Saturday, October 13, 2007

Legal fiction

In common law tradition, legal fiction is defined as an assumption that something is true even though it may be untrue that is created by the law in order to do justice. The most familiar legal fiction is that a corporation is a “person.” In the earliest case involving a corporation, the corporate defendant argued it could not be sued on the debt because in common law tradition only a natural person could sue or be sued. The legal fiction was no more than a means to an end to permit the corporation to sue or be sued. The statute creating corporations provided that the shareholders were not liable for the debts of the corporation. Legal fiction is necessary, as William Blackstone observed, because “legislation is never free from the iron law of unintended consequences.”

The legal fiction concept predates the English common law. In the Book of Judges, we read that the men of Israel had made an oath that none of them shall give their daughter in marriage to Benjamin. To circumvent the oath, the men of Benjamin were invited by the men of Israel to abduct the daughters of Shiloh dancing at the feast to make intermarriage possible. The passage in Judges 21:16-23 is an example of recourse to legal fiction to change the Torah. In the Benjamin example, the remnant of Benjamin was preserved from extinction by resort to a legal fiction.
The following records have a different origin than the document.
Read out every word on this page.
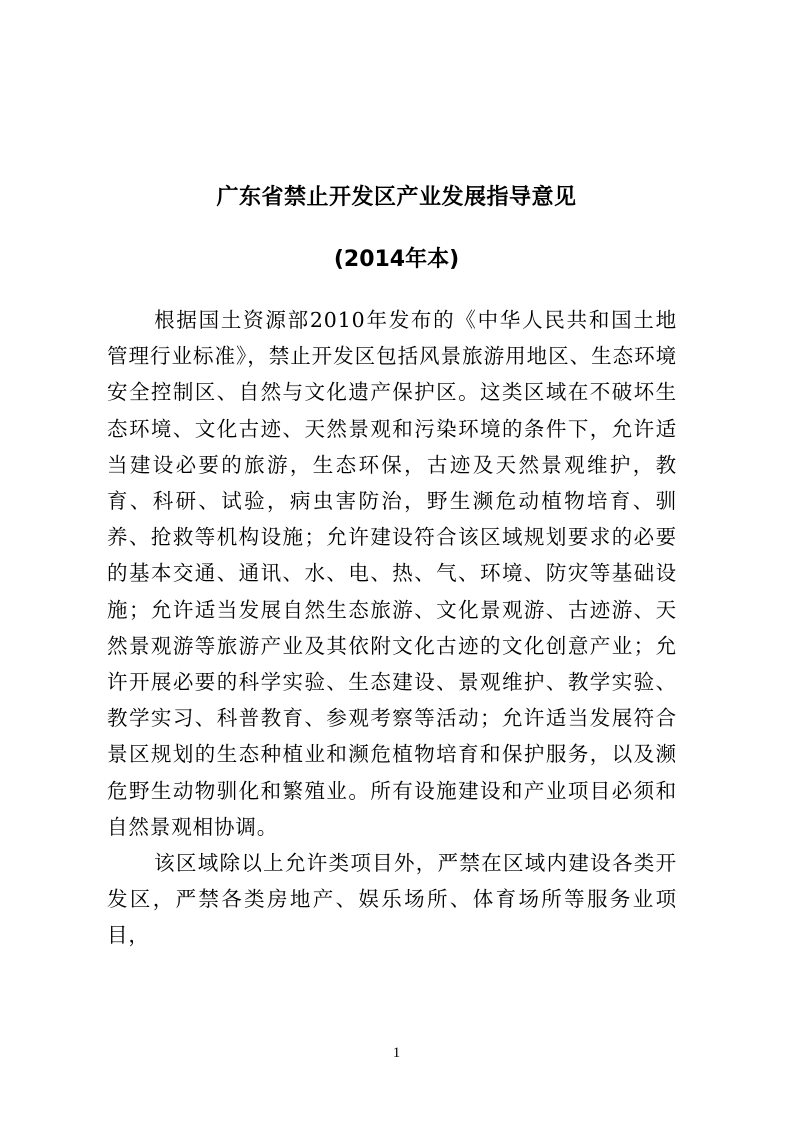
广东省禁止开发区产业发展指导意见
(2014年本)

根据国土资源部2010年发布的《中华人民共和国土地管理行业标准》，禁止开发区包括风景旅游用地区、生态环境安全控制区、自然与文化遗产保护区。这类区域在不破坏生态环境、文化古迹、天然景观和污染环境的条件下，允许适当建设必要的旅游，生态环保，古迹及天然景观维护，教育、科研、试验，病虫害防治，野生濒危动植物培育、驯养、抢救等机构设施；允许建设符合该区域规划要求的必要的基本交通、通讯、水、电、热、气、环境、防灾等基础设施；允许适当发展自然生态旅游、文化景观游、古迹游、天然景观游等旅游产业及其依附文化古迹的文化创意产业；允许开展必要的科学实验、生态建设、景观维护、教学实验、教学实习、科普教育、参观考察等活动；允许适当发展符合景区规划的生态种植业和濒危植物培育和保护服务，以及濒危野生动物驯化和繁殖业。所有设施建设和产业项目必须和自然景观相协调。

该区域除以上允许类项目外，严禁在区域内建设各类开发区，严禁各类房地产、娱乐场所、体育场所等服务业项目，

1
The collectors for the Temple also used legal fiction to avoid injury to the Treasury. Equitable principles could not be applied against the Temple. For instance, “no accounts may be required in charity matters of the charity officials or in Temple property matters of the treasurers.” Thus rules created as a safeguard against embezzlement of Temple property by treasurers or trustees did not create any right to require an accounting. Furthermore, “Interest (laws apply) to the layman but not to dedicated property.”